Le cronache di questi giorni ci raccontano una storia già sentita in passato. Ma che periodicamente torna. A Milano è stato scoperto un giro di escort e prostituzione in cui donne giovanissime vengono offerte a uomini di grande prestigio e ricchezza, che nei loro passaggi in città decidono di concedersi una serata in cui il divertimento è a base di sesso, chimica euforizzante, trasgressione. Da una parte, potremmo dire che il mondo è sempre andato così. Chi ha i soldi se la gode. Si sa che l’uomo è cacciatore. Se puoi, vivi il momento. Sono tutti slogan che richiamano i vari “Just do it” ed “Enjoy it” di cui è anche piena la comunicazione pubblicitaria.

Ma questa notizia dovrebbe portarci a riflettere più profondamente su alcuni aspetti che riguardano i valori che oggi vengono trasmessi ai nostri figli. La cronaca racconta che i personaggi soprattutto coinvolti nell’inchiesta sono decine di calciatori di serie A. Si tratta di sportivi che rappresentano un modello ispirazionale e aspirazionale per moltissimi nostri figli. Arrivano a Milano per le loro sfide sportive e nel tempo libero hanno bisogno di arrivare in luoghi protetti, con donne che, a pagamento, si dichiarano disponibili ad accompagnarli fuori e dentro il letto. Naturalmente devono essere giovanissime e bellissime. E come riportato nelle conversazioni intercettate tra i due gestori della società che sfruttava questo giro di prostituzione, devono essere capaci di “acchiappare” ed essere sveglie in questo.

La cultura contemporanea ci spinge a pensare che ognuno della propria vita fa quello che vuole. In questa cultura la donna che vende il proprio corpo è una “sex worker”, l’uomo che la paga per quel corpo è un ricco e facoltoso che se lo può permettere. Il privilegio economico si trasforma in privilegio sui corpi di chi, per aspirare allo stesso privilegio, quei corpi li rende disponibili per una notte. In questa storia i protagonisti sono tutti soggetti giovanissimi, uomini e donne. Tutti incastrati nella logica del successo, dei soldi e del sesso. Si tratta delle fatidiche tre “S” che diventano il fulcro di un progetto di vita che è specchio di una cultura che non nutre più la dimensione dei valori interiori, ma solo quella dei valori esteriori. “Essere” significa apparire e godere, accoppiarsi per piacere in ambienti esclusivi pagando denaro. Viene da chiedersi come hanno fatto, giovani uomini adulti all’apice della carriera e nel pieno del proprio percorso umano a scegliere di far coincidere la felicità con una notte insieme a una escort.

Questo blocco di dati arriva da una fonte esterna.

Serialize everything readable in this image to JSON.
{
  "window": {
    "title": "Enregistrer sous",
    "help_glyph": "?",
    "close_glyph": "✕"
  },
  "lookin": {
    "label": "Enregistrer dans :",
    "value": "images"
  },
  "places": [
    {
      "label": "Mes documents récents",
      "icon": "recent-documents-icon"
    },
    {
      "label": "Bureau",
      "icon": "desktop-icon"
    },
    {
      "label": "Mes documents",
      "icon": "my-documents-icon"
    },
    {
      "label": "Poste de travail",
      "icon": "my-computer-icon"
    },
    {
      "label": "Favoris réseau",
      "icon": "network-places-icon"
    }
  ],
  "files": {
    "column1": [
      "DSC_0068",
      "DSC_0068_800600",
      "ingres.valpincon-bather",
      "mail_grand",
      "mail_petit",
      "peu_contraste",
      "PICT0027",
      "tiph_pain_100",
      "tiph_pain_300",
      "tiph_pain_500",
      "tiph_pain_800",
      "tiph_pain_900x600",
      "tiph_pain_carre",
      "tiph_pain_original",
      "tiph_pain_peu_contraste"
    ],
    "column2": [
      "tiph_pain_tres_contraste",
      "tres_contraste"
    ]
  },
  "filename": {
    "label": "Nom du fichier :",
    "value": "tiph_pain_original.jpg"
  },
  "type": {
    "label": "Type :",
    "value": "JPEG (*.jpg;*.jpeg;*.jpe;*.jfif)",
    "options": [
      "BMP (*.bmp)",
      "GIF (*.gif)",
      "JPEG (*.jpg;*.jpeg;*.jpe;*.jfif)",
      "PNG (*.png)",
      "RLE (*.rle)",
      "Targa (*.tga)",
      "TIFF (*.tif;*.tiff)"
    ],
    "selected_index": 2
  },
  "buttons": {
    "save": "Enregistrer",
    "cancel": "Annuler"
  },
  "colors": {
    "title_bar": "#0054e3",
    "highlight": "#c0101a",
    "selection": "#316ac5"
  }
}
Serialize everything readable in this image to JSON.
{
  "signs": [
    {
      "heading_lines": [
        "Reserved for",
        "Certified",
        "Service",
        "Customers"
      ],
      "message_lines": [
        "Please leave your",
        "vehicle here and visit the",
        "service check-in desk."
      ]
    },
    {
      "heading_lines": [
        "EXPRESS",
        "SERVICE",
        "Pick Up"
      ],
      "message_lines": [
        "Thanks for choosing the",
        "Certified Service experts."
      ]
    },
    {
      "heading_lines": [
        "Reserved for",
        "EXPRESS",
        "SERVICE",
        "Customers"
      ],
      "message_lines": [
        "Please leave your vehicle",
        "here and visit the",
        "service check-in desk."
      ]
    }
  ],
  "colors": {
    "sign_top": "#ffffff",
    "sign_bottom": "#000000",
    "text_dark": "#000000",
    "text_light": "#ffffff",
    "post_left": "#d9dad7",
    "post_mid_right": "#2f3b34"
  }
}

Poi, però, ci vengono in mente gli “Epstein files” e non possiamo che concludere che il mondo sta perdendo l’anima. Corpi da mettere in vendita per una notte li puoi chiamare “sex work” ma sono anche il simbolo di un vuoto esistenziale che a 18 anni fa del “fare sesso” un progetto di vita per avere soldi e successo. Calciatori di serie A che all’apice del successo sognano di accoppiarsi con corpi giovani e disponibili da pagare, sono il manifesto di un percorso educativo e di crescita che fa coincidere il piacere con il godere. Lo sguardo alto sulla vita, la ricerca di un orizzonte esistenziale più ampio in cui al “fare sesso” si preferisce il “fare l’amore”, in cui gli esseri umani non sono solo corpo, ma anche anima, mente e relazione sembrano ingredienti dissolti in una narrazione contemporanea che infonde tanta, tanta tristezza.

Dobbiamo rimettere nelle vite dei nostri figli un'altra idea di successo esistenziale, che non coincide con le dimensioni del potere, del piacere, del lusso, ma con quelle dell’impegno, del progetto, della crescita interiore. il problema è che a dire queste cose ti scambiano per bigotto. Il problema è che quando condanni la falsa narrazione e retorica contemporanea che vuole la prostituzione degna della definizione di “sex work”, ti definiscono maschilista e sessista. Un tempo, invece, affermare questi principi ti rendeva filosofo. E certamente saggio.